Better data allow governments to make better decisions (e.g., Hollyer et al. 2014). Especially in Africa, a paucity of data across swathes of Africa has left governments guessing about where to build schools and roads and “businesses must take shots in the dark when investing in new markets.” (The Economist 2020). What is more, the COVID-19 pandemic further highlights the importance of good local health aid in order to access better information about the actual victims of the virus and to fight against it more effectively.

The analysis is, of course, limited in several respects. We do not claim to be able to derive causal relationships, but rather aim to show that the data are in line with our predictions. Our model helps to better explain the existing variations across countries regarding the choice of a national vs local level of implementation and augments the existing literature in an important way. We have shown that the negative coefficient of our variable of interest (Transparency) persists under different specifications. As project effectiveness is concerned, we have shown that our results also hold when we test for the possibility of non-random assignment of projects.

Finally, we would also like to clarify that this paper identifies the transmission of information between government levels, with misaligned interests, as an additional mechanism to understand the degree of decentralization in project implementation. We do not claim that informational asymmetry should be taken as the only criterion to explain the choice of implementation level of projects, but we simply argue that it is essential to consider it when discussing reform design and their implementation. For future research, for example, it might be promising to find more reliable proxies for the specific importance of the local information, such as those deriving directly from local sources.

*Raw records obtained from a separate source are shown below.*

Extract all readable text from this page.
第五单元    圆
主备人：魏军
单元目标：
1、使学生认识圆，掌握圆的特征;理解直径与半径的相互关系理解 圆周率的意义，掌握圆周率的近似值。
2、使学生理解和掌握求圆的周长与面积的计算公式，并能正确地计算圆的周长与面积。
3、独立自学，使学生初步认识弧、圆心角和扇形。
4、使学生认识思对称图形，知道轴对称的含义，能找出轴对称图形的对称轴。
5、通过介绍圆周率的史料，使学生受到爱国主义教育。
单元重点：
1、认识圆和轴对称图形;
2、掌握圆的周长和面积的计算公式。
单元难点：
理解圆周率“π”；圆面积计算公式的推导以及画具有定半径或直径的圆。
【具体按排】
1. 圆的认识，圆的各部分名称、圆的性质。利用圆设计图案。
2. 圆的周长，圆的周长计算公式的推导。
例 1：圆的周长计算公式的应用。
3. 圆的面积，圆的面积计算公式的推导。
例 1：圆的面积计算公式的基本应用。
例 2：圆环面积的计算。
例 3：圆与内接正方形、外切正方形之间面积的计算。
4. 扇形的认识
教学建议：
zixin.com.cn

What is more, we should emphasize that political factors (such as the existence of political ties between central and local governments but also political considerations on the World Bank side) would most likely explain the choice of the delegation of implementation power as well. In that respect, a natural extension of the paper would be to explore better the importance of political factors as possible alternative determinants of local implementation. We leave these questions for future research.